Latin America’s leading economies of Brazil, Mexico, Colombia, Peru and Chile continue to benefit from a convergence of long-term demographic, economic and political trends that are expected to support sustainable growth over the next several years, according to Paladin Realty’s Latin America Research: 2019 Outlook report.

Paladin Realty believes the region offers global institutional investors a compelling portfolio diversification opportunity with scale, superior investment-level economics (high profit margins, low leverage), and highly visible and resilient demand drivers.
These positive long-term trends include attractive demographics, a growing middle-class, greater mortgage availability and large housing deficits, all factors that should continue to result in resilient demand for housing and the development of other real estate products.
Political risk has receded in the region as newly elected market-friendly leaders prevail in Brazil, Colombia and Peru; some uncertainty remains in Mexico with questionable initial policies of its new president, Andres Manuel Lopez Obrador.
Brazil’s economic and political outlook improved sharply in 2018 with the election of Jair Bolsonaro, a pro-business president, who is already pursing a reform agenda.
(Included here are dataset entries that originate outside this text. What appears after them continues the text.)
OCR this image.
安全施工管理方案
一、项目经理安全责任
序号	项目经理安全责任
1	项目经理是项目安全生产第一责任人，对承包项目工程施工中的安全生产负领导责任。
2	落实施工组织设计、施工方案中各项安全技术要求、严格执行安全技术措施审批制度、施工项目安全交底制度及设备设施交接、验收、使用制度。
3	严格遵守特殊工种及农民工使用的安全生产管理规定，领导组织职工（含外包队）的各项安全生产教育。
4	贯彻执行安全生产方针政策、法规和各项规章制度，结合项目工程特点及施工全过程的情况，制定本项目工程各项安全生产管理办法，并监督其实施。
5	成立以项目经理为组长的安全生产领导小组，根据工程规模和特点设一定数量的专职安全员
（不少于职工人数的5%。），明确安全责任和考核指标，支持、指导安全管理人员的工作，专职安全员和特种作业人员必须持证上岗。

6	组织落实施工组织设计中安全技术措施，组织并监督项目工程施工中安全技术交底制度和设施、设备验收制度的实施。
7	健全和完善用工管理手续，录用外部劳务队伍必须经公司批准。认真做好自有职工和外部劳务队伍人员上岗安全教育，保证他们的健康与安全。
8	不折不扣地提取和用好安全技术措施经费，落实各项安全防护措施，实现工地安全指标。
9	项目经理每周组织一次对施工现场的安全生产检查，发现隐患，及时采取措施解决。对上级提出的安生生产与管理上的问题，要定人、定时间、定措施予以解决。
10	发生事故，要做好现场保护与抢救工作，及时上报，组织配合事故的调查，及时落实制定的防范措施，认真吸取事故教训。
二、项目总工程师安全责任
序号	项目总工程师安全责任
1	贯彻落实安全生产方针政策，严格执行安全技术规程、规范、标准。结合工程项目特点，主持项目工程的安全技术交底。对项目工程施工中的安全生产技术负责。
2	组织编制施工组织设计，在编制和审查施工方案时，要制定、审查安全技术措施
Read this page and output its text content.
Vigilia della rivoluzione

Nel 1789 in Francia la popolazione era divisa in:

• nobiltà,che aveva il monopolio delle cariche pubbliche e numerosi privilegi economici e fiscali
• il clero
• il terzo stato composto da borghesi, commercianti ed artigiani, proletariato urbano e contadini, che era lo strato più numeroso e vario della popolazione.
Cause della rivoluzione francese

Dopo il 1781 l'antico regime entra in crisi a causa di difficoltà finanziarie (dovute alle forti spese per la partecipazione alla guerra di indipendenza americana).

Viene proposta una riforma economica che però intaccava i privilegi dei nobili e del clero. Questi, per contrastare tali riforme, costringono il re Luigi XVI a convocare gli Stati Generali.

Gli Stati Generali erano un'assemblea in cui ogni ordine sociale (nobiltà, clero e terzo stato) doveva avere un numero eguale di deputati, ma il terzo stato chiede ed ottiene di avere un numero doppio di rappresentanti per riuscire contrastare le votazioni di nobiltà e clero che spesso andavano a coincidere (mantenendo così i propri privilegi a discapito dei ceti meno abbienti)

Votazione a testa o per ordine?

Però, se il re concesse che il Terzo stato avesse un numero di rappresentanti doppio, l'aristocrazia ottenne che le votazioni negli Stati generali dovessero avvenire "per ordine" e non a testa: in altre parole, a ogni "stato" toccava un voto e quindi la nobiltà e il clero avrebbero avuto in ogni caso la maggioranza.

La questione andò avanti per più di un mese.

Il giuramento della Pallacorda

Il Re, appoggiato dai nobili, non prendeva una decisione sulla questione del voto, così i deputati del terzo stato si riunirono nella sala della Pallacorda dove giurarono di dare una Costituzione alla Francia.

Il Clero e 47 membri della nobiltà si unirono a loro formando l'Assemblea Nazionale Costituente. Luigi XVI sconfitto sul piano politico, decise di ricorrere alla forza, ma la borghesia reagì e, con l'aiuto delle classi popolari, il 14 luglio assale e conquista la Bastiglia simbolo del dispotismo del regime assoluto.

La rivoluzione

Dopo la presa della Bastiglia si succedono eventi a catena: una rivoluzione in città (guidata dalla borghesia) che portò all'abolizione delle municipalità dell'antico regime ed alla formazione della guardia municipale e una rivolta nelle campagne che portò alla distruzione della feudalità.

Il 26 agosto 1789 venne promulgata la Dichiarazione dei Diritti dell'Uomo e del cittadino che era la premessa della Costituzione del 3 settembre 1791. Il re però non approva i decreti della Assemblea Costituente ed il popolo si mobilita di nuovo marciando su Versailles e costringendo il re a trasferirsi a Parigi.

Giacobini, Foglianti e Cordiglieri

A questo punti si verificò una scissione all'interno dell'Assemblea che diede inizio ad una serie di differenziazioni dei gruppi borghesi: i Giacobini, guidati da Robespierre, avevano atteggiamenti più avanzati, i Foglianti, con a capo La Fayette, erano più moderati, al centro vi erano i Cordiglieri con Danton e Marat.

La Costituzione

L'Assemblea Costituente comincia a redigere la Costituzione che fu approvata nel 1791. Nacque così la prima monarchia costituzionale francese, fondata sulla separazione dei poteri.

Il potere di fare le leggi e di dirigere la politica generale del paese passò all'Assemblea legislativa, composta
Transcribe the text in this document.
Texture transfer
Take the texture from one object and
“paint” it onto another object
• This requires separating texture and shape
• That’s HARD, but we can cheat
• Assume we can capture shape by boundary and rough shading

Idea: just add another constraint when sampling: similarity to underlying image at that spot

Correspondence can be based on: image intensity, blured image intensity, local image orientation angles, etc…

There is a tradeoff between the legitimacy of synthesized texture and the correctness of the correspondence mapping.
GDP is expected to grow in the 2 percent-plus range in 2019 and beyond.
Mexico and the three leading countries of the Andean region — Colombia, Peru and Chile — are each poised to grow 2 percent to 4 percent in 2019 and beyond, with economies increasingly driven by domestic consumption and intraregional trade. In Mexico, while the conclusion of NAFTA renegotiations in 2018 removed some uncertainty, the new president’s early actions have given mixed messages at best and Paladin remains cautious on Mexico until the new president’s policies become more clear and constructive.
In some markets, most notably in Brazil, real estate assets are trading below historical values due to a combination of slower growth, oversupply of certain commercial property types, and a chronic dearth of debt and equity capital, creating attractive investment opportunities in select sectors.
Local currencies have stabilized near decades’ lows relative to the U.S. dollar, which should stimulate trade and investment, and which now represents an attractive entry point for investors.